2. The response is the **unsigned calldata** for the on-chain action plus a settlement receipt. You sign and broadcast from your own wallet — Vaultfire never touches your key.
3. The action settles on Base (or your chosen network: `base`, `avalanche`, `arbitrum`, `polygon`).

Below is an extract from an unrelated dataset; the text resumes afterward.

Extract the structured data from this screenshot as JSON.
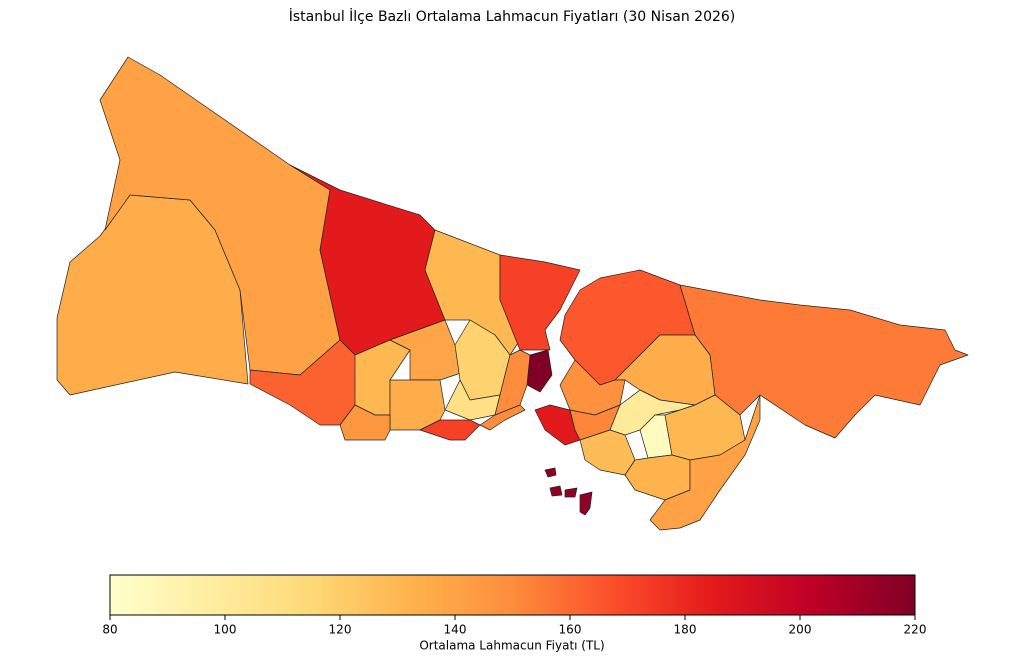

Reference x402 client snippet (Node):

```js
import { wrapFetchWithPayment } from "x402-fetch";
import { createWalletClient, http } from "viem";
import { privateKeyToAccount } from "viem/accounts";
import { base } from "viem/chains";

const account = privateKeyToAccount(process.env.PRIVATE_KEY);
const wallet = createWalletClient({ account, chain: base, transport: http() });
const fetchWithPay = wrapFetchWithPayment(fetch, wallet);

const res = await fetchWithPay(
  "https://theloopbreaker.com/api/x402/actions/create-accountability-bond",
  {
    method: "POST",
    headers: { "content-type": "application/json" },
    body: JSON.stringify({
      walletAddress: "0xYourAgentAddress",
      companyName: "Acme Agent Co",
      quarterlyRevenue: "100000",
      stakeWei: "1000000000000000000",
      chain: "base",
    }),
  },
);
const { unsignedCalldata, to, value } = await res.json();
// → sign + broadcast unsignedCalldata from your own wallet
```

---

## What to read next

- **Full registry** → [`/api/x402/discovery`](https://theloopbreaker.com/api/x402/discovery)
- **Protocol manifest** → [`/.well-known/x402.json`](https://theloopbreaker.com/.well-known/x402.json)
- **ERC-8004 agent identity** → [`/.well-known/erc-8004/manifest.json`](https://theloopbreaker.com/.well-known/erc-8004/manifest.json)
- **ERC-8257 tool registry** → [`/.well-known/erc-8257/manifest.json`](https://theloopbreaker.com/.well-known/erc-8257/manifest.json)
- **Source** → [gitlawb.com/ghostkey/vaultfire](https://gitlawb.com/ghostkey/vaultfire)

---

## Principles

- **No keys.** Private keys never leave the caller's wallet. The protocol returns unsigned calldata; the caller signs.
- **No placeholders.** Every endpoint, address, score, and price in this guide is live. Run the curls yourself.
- **Self-describing.** Every 402 body carries the full input contract. You never need to read documentation to call a Vaultfire endpoint — you just call it.
- **No token.** Vaultfire has no native token. USDC is the unit of account for every priced surface.